MaxCompute V2.0 data type edition

If your query involves new data types (TINYINT, SMALLINT, INT, FLOAT, VARCHAR, TIMESTAMP, or BINARY), enable the MaxCompute V2.0 data type edition.

Session level — add the following before your SQL statement and submit both together:

set odps.sql.type.system.odps2=true;

Project level — run the following command as the project owner. The change takes effect within 10 to 15 minutes.

setproject odps.sql.type.system.odps2=true;

See Project operations for details on setproject. For precautions about enabling the V2.0 data type edition at the project level, see Data type editions.

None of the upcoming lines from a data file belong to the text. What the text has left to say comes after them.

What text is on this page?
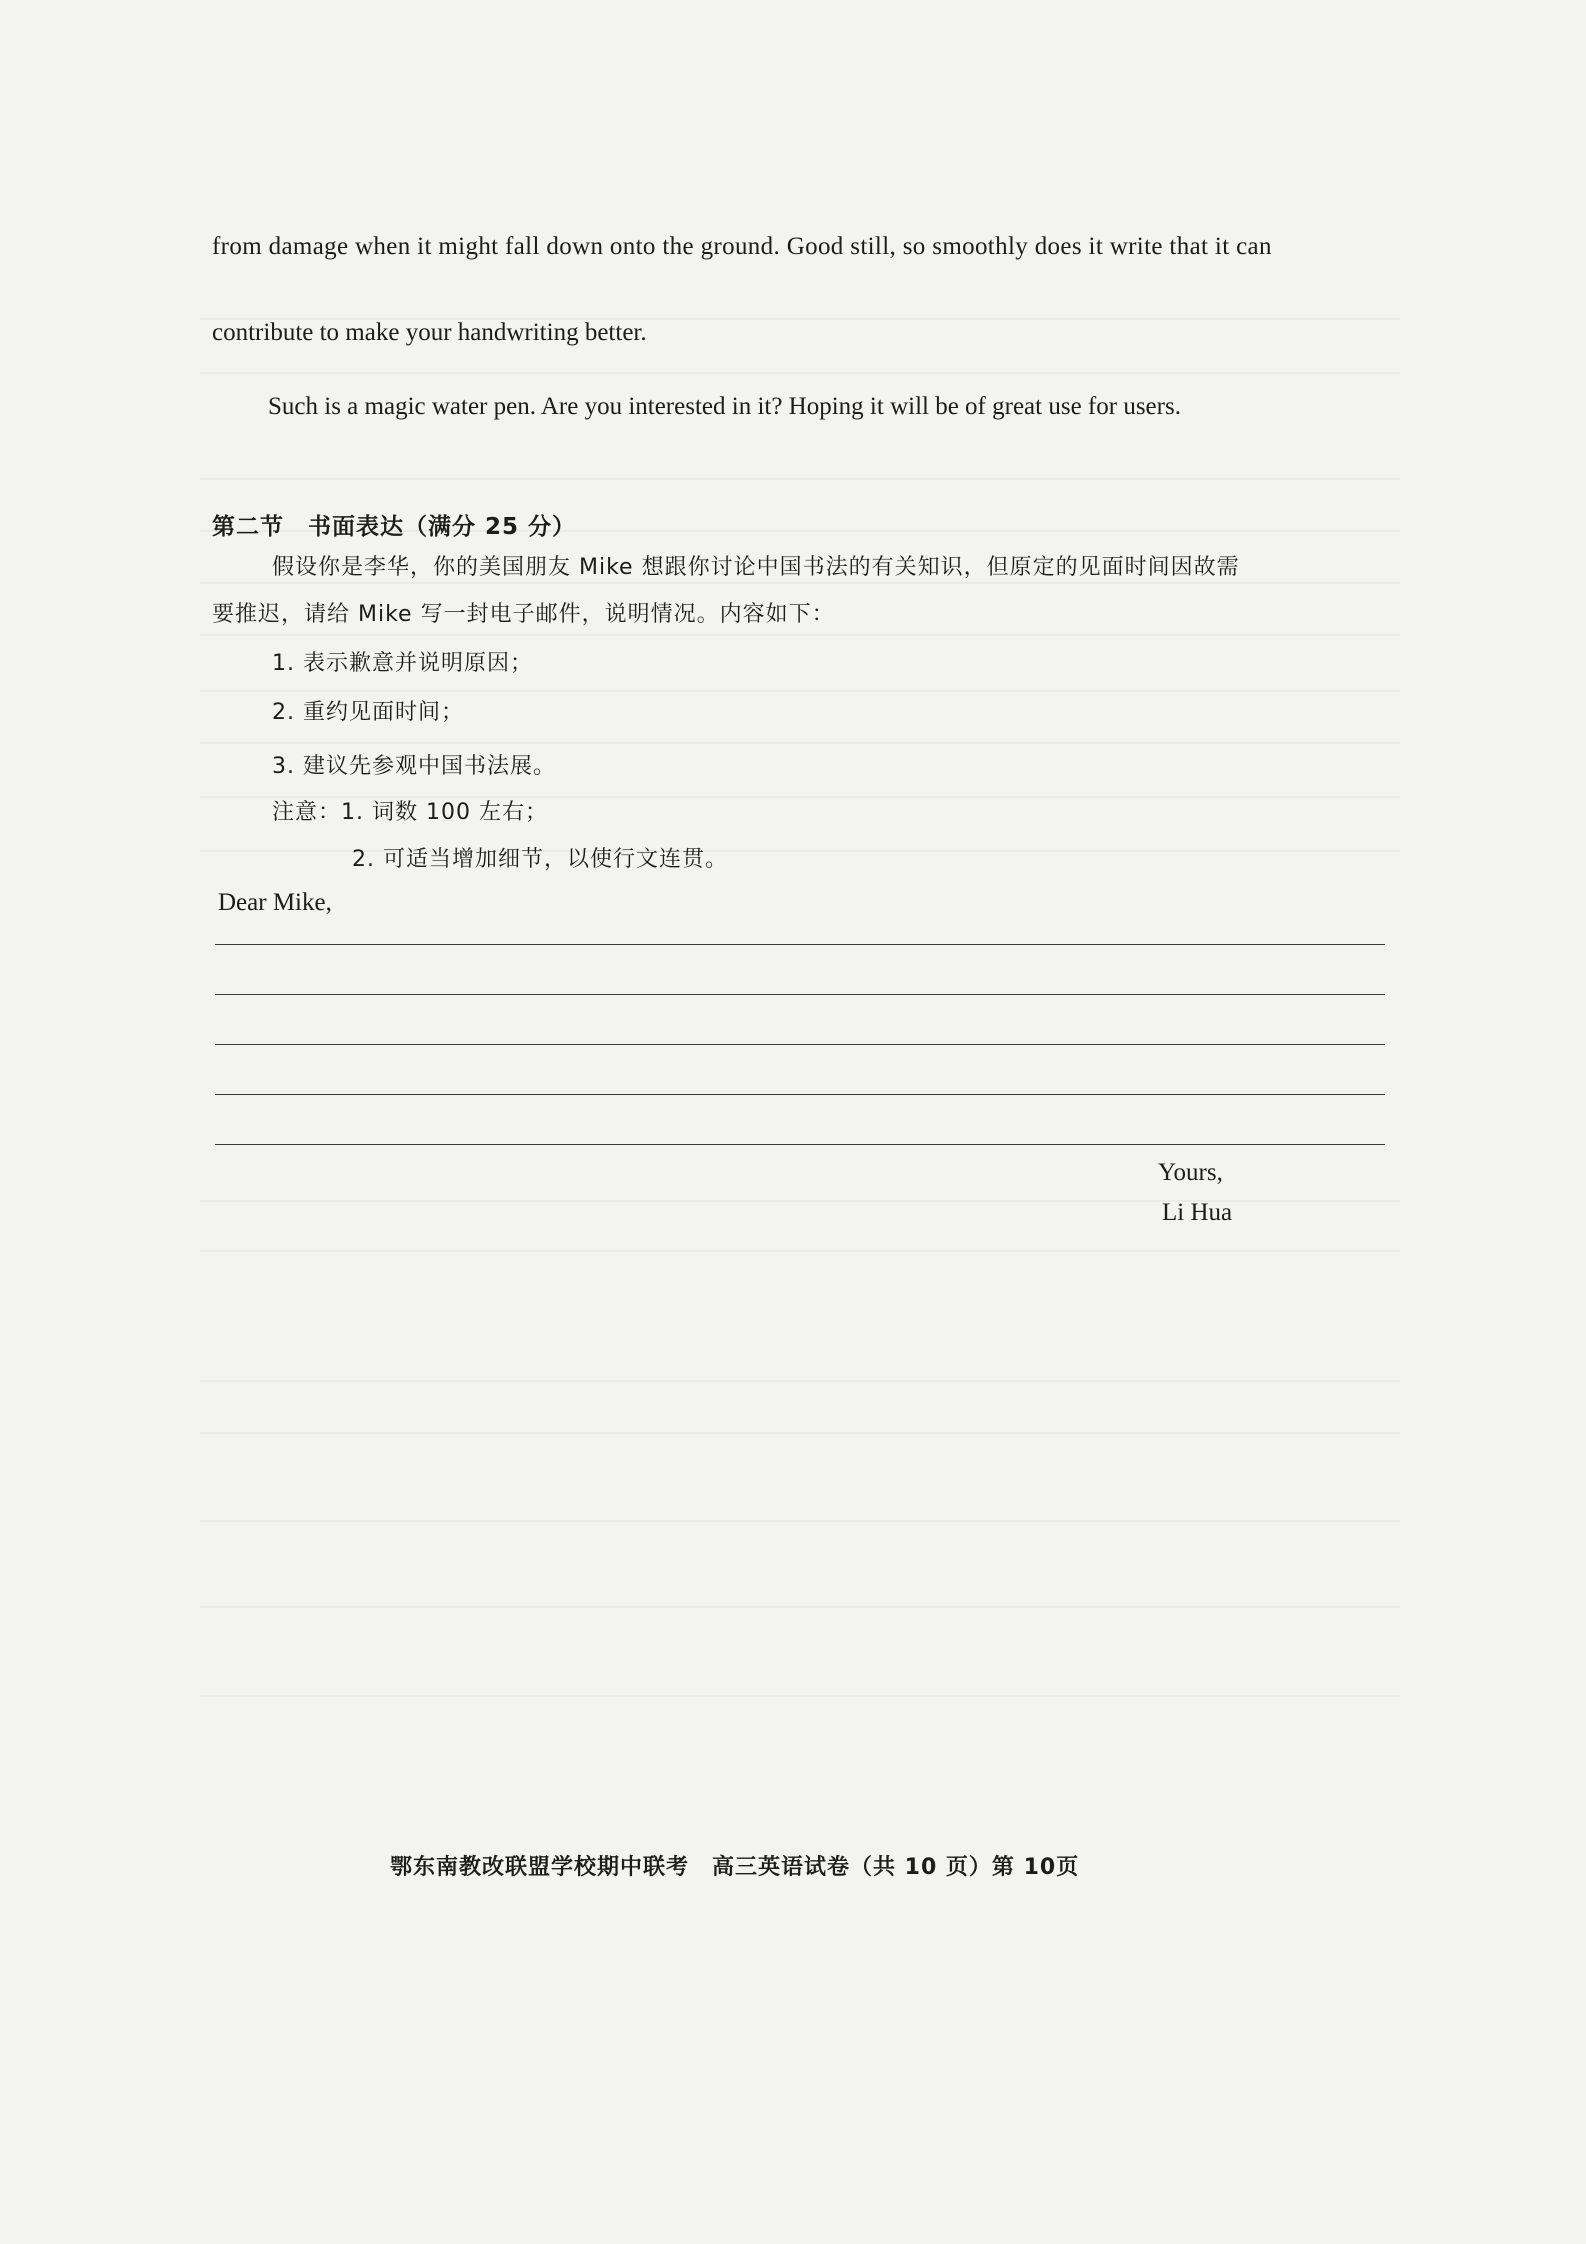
from damage when it might fall down onto the ground. Good still, so smoothly does it write that it can
contribute to make your handwriting better.
Such is a magic water pen. Are you interested in it? Hoping it will be of great use for users.
第二节　书面表达（满分 25 分）
假设你是李华，你的美国朋友 Mike 想跟你讨论中国书法的有关知识，但原定的见面时间因故需
要推迟，请给 Mike 写一封电子邮件，说明情况。内容如下：
1. 表示歉意并说明原因；
2. 重约见面时间；
3. 建议先参观中国书法展。
注意：1. 词数 100 左右；
2. 可适当增加细节，以使行文连贯。
Dear Mike,
Yours,
Li Hua
鄂东南教改联盟学校期中联考　高三英语试卷（共 10 页）第 10页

Memory overflow with multiple aggregate functions

When an SQL statement contains multiple aggregate functions and project computing resources are insufficient, memory overflow may occur. Optimize the SQL statement or purchase additional computing resources as needed.

Related functions

COLLECT_SET is an aggregate function. For other aggregate functions, see Aggregate functions.